As a part of my engineering project,I have to design a tourism website in which I get all the data by crawling various ( 4 or 5 ) sites and automatic databases.My website Data should be updated automatically whenever there is a modification in the sites being crawled. There is no constraint on the language to be used..but I would prefer using either PHP or Perl. Please suggest..which of the above two should I use ( as in which does the same quickly and is easy to gulp )..and do mention some valid resources from where I can get an idea about the same. Regards - DT ( a programming amateur )
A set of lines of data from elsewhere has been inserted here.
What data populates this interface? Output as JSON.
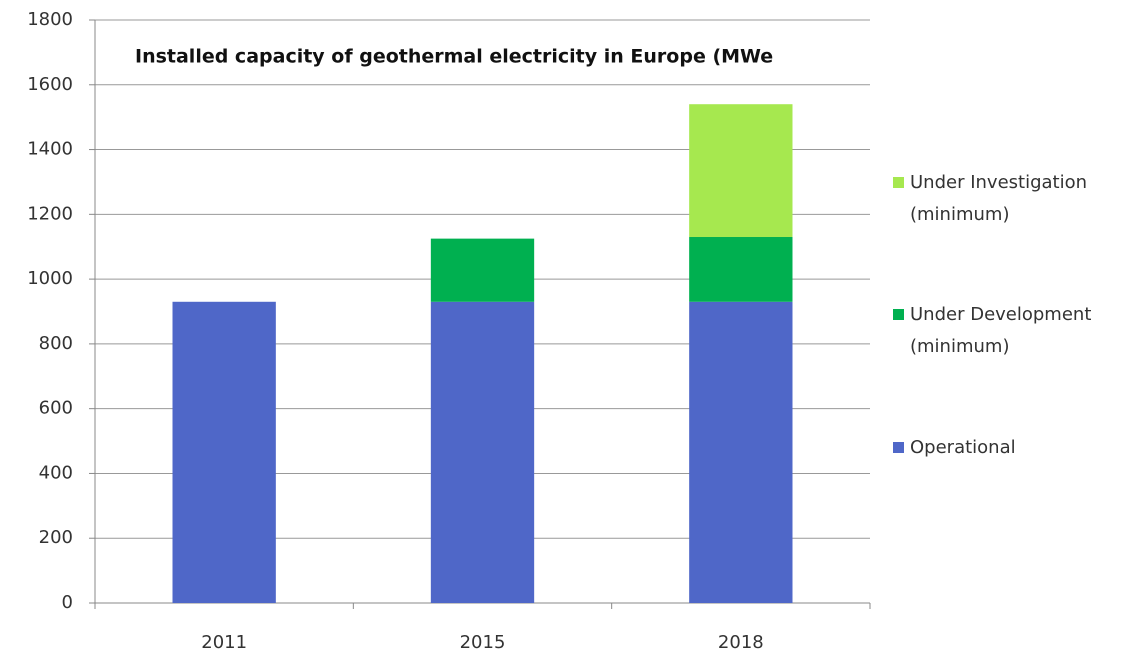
{
  "chart_data": {
    "type": "stacked_bar",
    "title": "Installed capacity of geothermal electricity in Europe (MWe",
    "categories": [
      "2011",
      "2015",
      "2018"
    ],
    "series": [
      {
        "name": "Operational",
        "color": "#4f67c8",
        "values": [
          930,
          930,
          930
        ]
      },
      {
        "name": "Under Development (minimum)",
        "color": "#00b050",
        "values": [
          null,
          195,
          200
        ]
      },
      {
        "name": "Under Investigation (minimum)",
        "color": "#a6e84f",
        "values": [
          null,
          null,
          410
        ]
      }
    ],
    "ylim": [
      0,
      1800
    ],
    "yticks": [
      0,
      200,
      400,
      600,
      800,
      1000,
      1200,
      1400,
      1600,
      1800
    ],
    "grid": true
  }
}
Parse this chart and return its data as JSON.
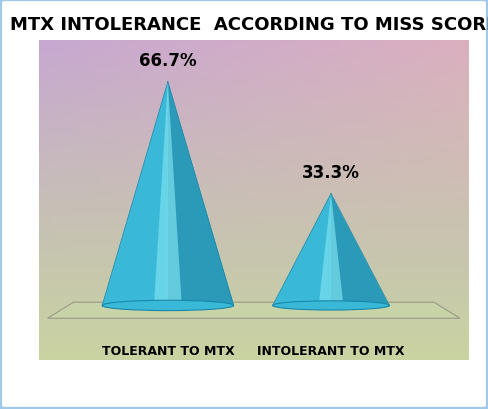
{
  "title": "MTX INTOLERANCE  ACCORDING TO MISS SCORE",
  "categories": [
    "TOLERANT TO MTX",
    "INTOLERANT TO MTX"
  ],
  "values": [
    66.7,
    33.3
  ],
  "labels": [
    "66.7%",
    "33.3%"
  ],
  "cone_color_top": "#5cc8e0",
  "cone_color_mid": "#40b8d8",
  "cone_color_dark": "#2a9ab8",
  "cone_color_highlight": "#a0e8f8",
  "bg_color_top_left": "#c8a8d0",
  "bg_color_top_right": "#d8b0c0",
  "bg_color_bottom": "#c8d8a0",
  "floor_color": "#c8d4a0",
  "border_color": "#a0c8e8",
  "title_fontsize": 13,
  "label_fontsize": 12,
  "xlabel_fontsize": 10
}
I'd recommend sticking with PHP and MySQL personally. If you are wanting to get some quick tutorials on PHP head over to w3schools.com and take a look there or tizag.com. Both are excellent. If you'd like video tutorials on PHP I'd recommend http://www.phpvideotutorials.com/
I have already used PHP for all those validations on the signup page and session id stuff. This is the configuration I am currently using - Apache Web Server MySQL-Database end PHP JavaScript The next phase is concerned with crawling 4 or 5 websites and getting the data.That is what I need an idea about. How to start..!
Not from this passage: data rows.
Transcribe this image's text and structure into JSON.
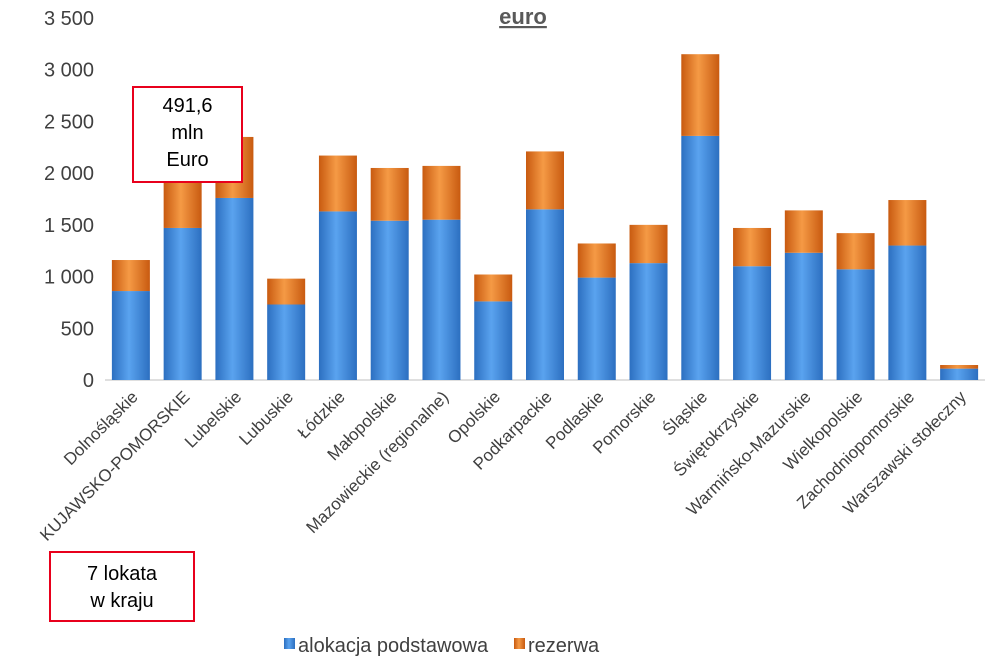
{
  "chart_data": {
    "type": "bar",
    "stacked": true,
    "title": "euro",
    "categories": [
      "Dolnośląskie",
      "KUJAWSKO-POMORSKIE",
      "Lubelskie",
      "Lubuskie",
      "Łódzkie",
      "Małopolskie",
      "Mazowieckie (regionalne)",
      "Opolskie",
      "Podkarpackie",
      "Podlaskie",
      "Pomorskie",
      "Śląskie",
      "Świętokrzyskie",
      "Warmińsko-Mazurskie",
      "Wielkopolskie",
      "Zachodniopomorskie",
      "Warszawski stołeczny"
    ],
    "series": [
      {
        "name": "alokacja podstawowa",
        "color": "#4a90e2",
        "values": [
          860,
          1470,
          1760,
          730,
          1630,
          1540,
          1550,
          760,
          1650,
          990,
          1130,
          2360,
          1100,
          1230,
          1070,
          1300,
          110
        ]
      },
      {
        "name": "rezerwa",
        "color": "#ed7d31",
        "values": [
          300,
          491.6,
          590,
          250,
          540,
          510,
          520,
          260,
          560,
          330,
          370,
          790,
          370,
          410,
          350,
          440,
          35
        ]
      }
    ],
    "yticks": [
      "0",
      "500",
      "1 000",
      "1 500",
      "2 000",
      "2 500",
      "3 000",
      "3 500"
    ],
    "ylim": [
      0,
      3500
    ],
    "grid": false,
    "legend_position": "bottom-left"
  },
  "annotations": {
    "value_box": [
      "491,6",
      "mln",
      "Euro"
    ],
    "rank_box": [
      "7 lokata",
      "w kraju"
    ]
  }
}
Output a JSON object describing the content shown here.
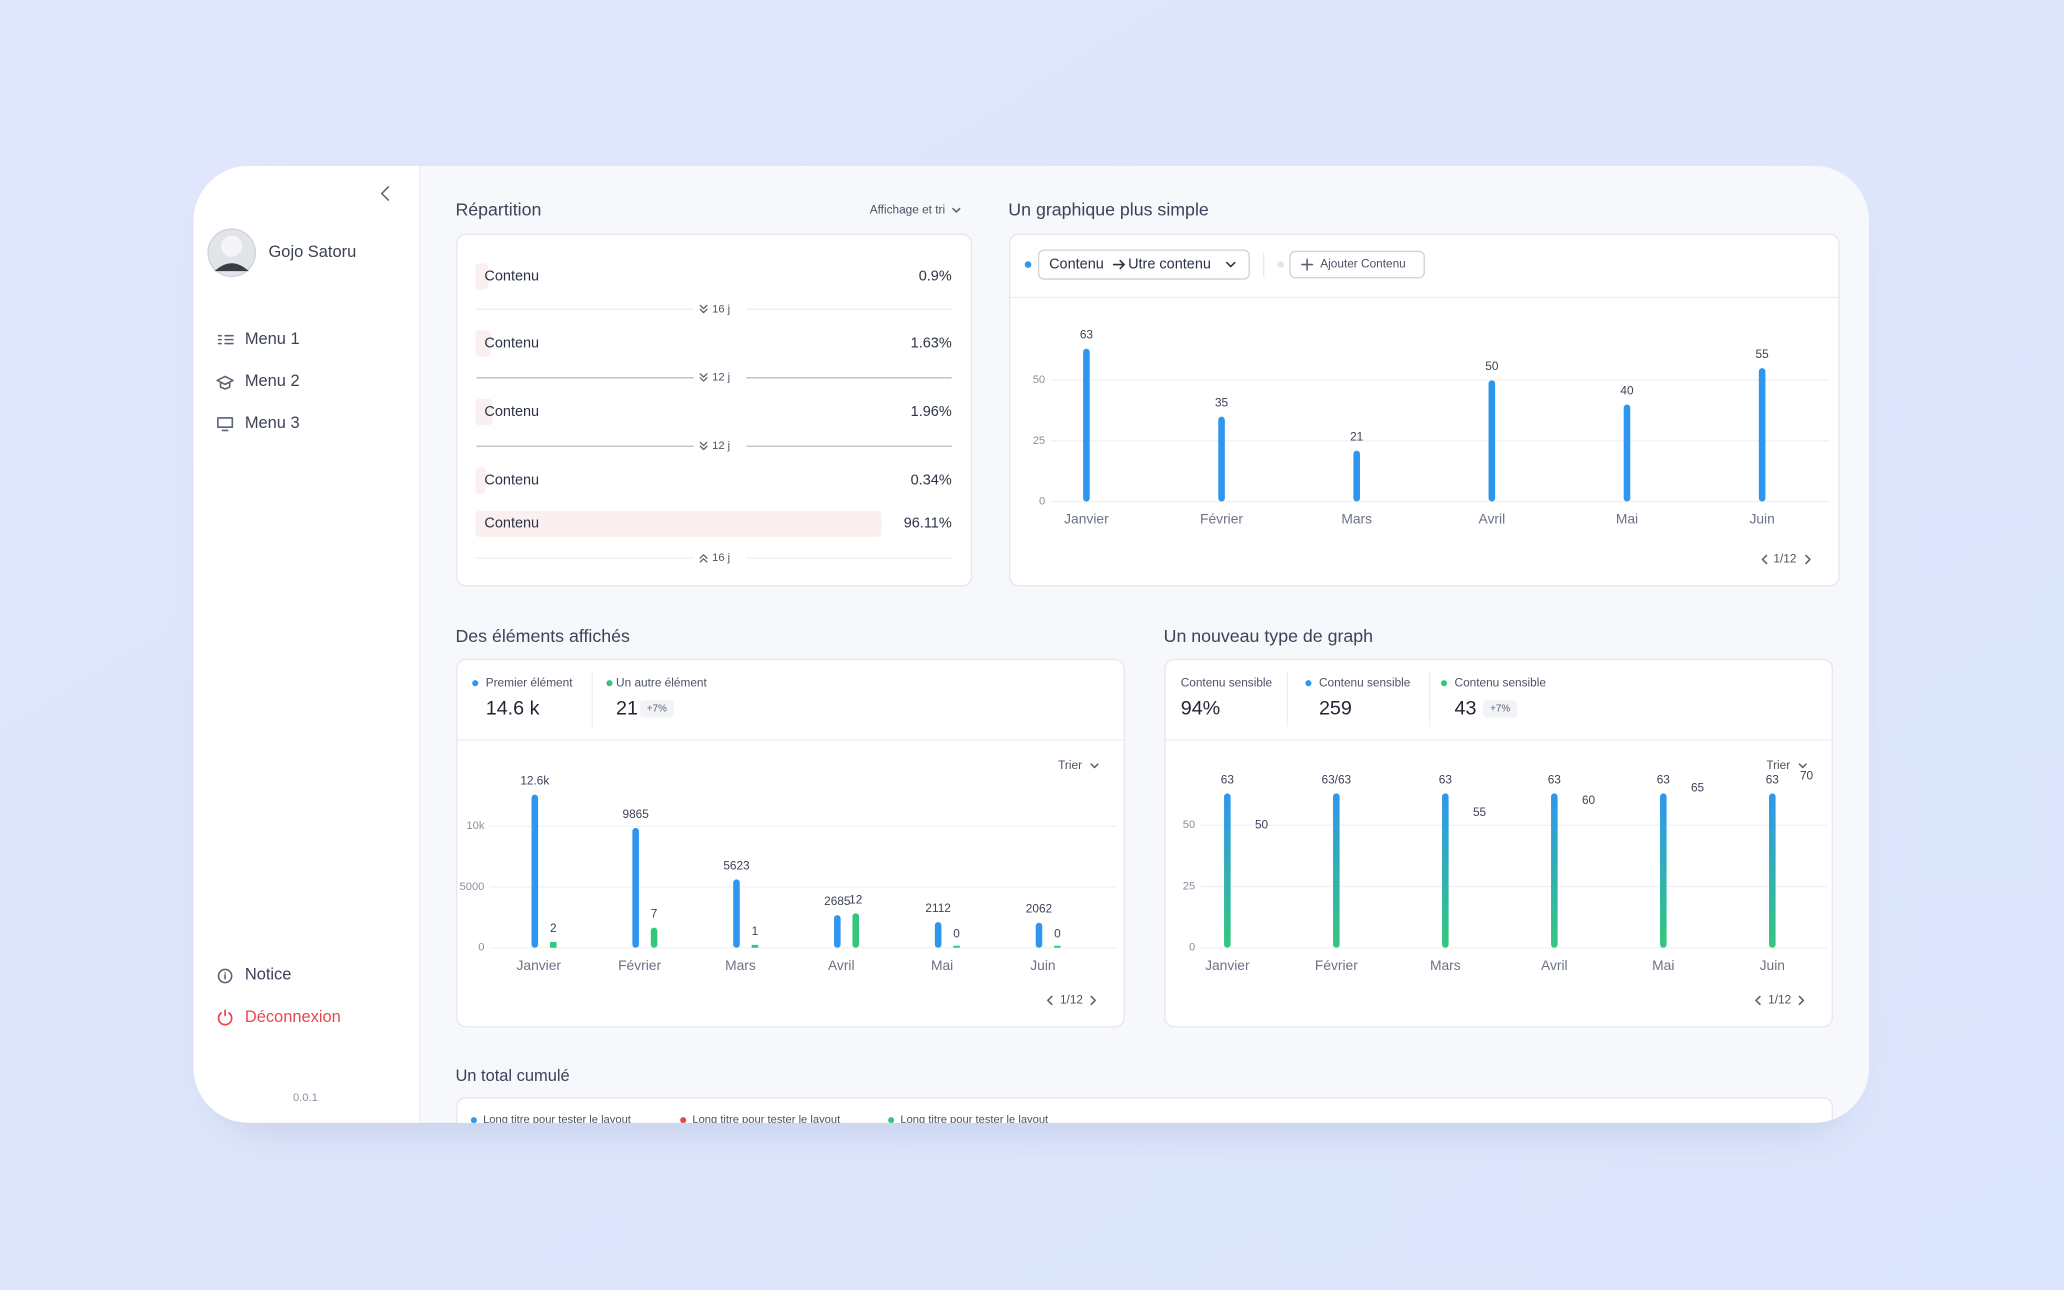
{
  "sidebar": {
    "user_name": "Gojo Satoru",
    "menu": [
      "Menu 1",
      "Menu 2",
      "Menu 3"
    ],
    "notice": "Notice",
    "logout": "Déconnexion",
    "version": "0.0.1"
  },
  "repartition": {
    "title": "Répartition",
    "sort_label": "Affichage et tri",
    "labels": [
      "Contenu",
      "Contenu",
      "Contenu",
      "Contenu",
      "Contenu"
    ],
    "values": [
      0.9,
      1.63,
      1.96,
      0.34,
      96.11
    ],
    "value_labels": [
      "0.9%",
      "1.63%",
      "1.96%",
      "0.34%",
      "96.11%"
    ],
    "gaps": [
      "16 j",
      "12 j",
      "12 j",
      "16 j"
    ]
  },
  "chart_data": [
    {
      "type": "bar",
      "title": "Un graphique plus simple",
      "selector": {
        "from": "Contenu",
        "to": "Utre contenu"
      },
      "add_button": "Ajouter Contenu",
      "categories": [
        "Janvier",
        "Février",
        "Mars",
        "Avril",
        "Mai",
        "Juin"
      ],
      "values": [
        63,
        35,
        21,
        50,
        40,
        55
      ],
      "color": "#2f96ef",
      "ylim": [
        0,
        70
      ],
      "yticks": [
        0,
        25,
        50
      ],
      "grid": true,
      "pagination": "1/12"
    },
    {
      "type": "bar",
      "title": "Des éléments affichés",
      "stats": [
        {
          "value": "14.6 k"
        },
        {
          "value": "21",
          "badge": "+7%"
        }
      ],
      "sort_label": "Trier",
      "categories": [
        "Janvier",
        "Février",
        "Mars",
        "Avril",
        "Mai",
        "Juin"
      ],
      "series": [
        {
          "name": "Premier élément",
          "color": "#2f96ef",
          "values": [
            12600,
            9865,
            5623,
            2685,
            2112,
            2062
          ],
          "value_labels": [
            "12.6k",
            "9865",
            "5623",
            "2685",
            "2112",
            "2062"
          ]
        },
        {
          "name": "Un autre élément",
          "color": "#34c77b",
          "values": [
            2,
            7,
            1,
            12,
            0,
            0
          ],
          "axis": "y2"
        }
      ],
      "ylim": [
        0,
        13000
      ],
      "yticks": [
        0,
        5000,
        {
          "value": 10000,
          "label": "10k"
        }
      ],
      "y2lim": [
        0,
        55
      ],
      "grid": true,
      "pagination": "1/12"
    },
    {
      "type": "bar",
      "title": "Un nouveau type de graph",
      "stats": [
        {
          "label": "Contenu sensible",
          "value": "94%"
        },
        {
          "label": "Contenu sensible",
          "value": "259",
          "color": "#2f96ef"
        },
        {
          "label": "Contenu sensible",
          "value": "43",
          "badge": "+7%",
          "color": "#34c77b"
        }
      ],
      "sort_label": "Trier",
      "categories": [
        "Janvier",
        "Février",
        "Mars",
        "Avril",
        "Mai",
        "Juin"
      ],
      "series": [
        {
          "colors": [
            "#2f96ef",
            "#34c77b"
          ],
          "values": [
            63,
            63,
            63,
            63,
            63,
            63
          ],
          "value_labels": [
            "63",
            "63/63",
            "63",
            "63",
            "63",
            "63"
          ]
        },
        {
          "values": [
            50,
            null,
            55,
            60,
            65,
            70
          ]
        }
      ],
      "ylim": [
        0,
        65
      ],
      "yticks": [
        0,
        25,
        50
      ],
      "grid": true,
      "pagination": "1/12"
    }
  ],
  "cumulative": {
    "title": "Un total cumulé",
    "legend": [
      {
        "name": "Long titre pour tester le layout",
        "color": "#2f96ef"
      },
      {
        "name": "Long titre pour tester le layout",
        "color": "#e5484d"
      },
      {
        "name": "Long titre pour tester le layout",
        "color": "#34c77b"
      }
    ]
  }
}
I prefer coldfusion. Also crawling a site for content would be harder then just using rss or xml feeds. I would try that first as your content would be more accurate and easier to manage, manipulate and store.
I had a look at the page you referred to..I have got some basic idea about how to crawl a website after seeing that stuff.. BUT..what that person is trying to do and what I am trying to do is something I think kinda different. I don't have to parse the links appearing on the that html page..rather this is what I need - There is a political map of India that is there on my site..when a user clicks on a particular state..I have to crawl the predecided 4 or 5 websites..searching (most probably BFS/DFS) these sites for the keyword i.e. state's(the one on which user clicked) name and then I have to get only the REQUIRED data corresponding to that keyword.Do I need to use regex or preg_match and that kind of stuff or it can be done with something else(easier) too.
FCM..even I know crawling a website for content is not everybody's cup of tea....but the thing is I have been asked to do so in my Minor Project..so I have got no other option..
aah domdocument and xpath (hearing them for the very first time)..! any resources where to look upon..? I have heard about a class named PHPCrawler that is used for webcrawling too.. Do you have any idea about it ..if yes..whether it is useful in the context I am looking for..?
About domdocument and xpath how to get links from webpage with xpath and domdocument I've never heard of PHPCrawler.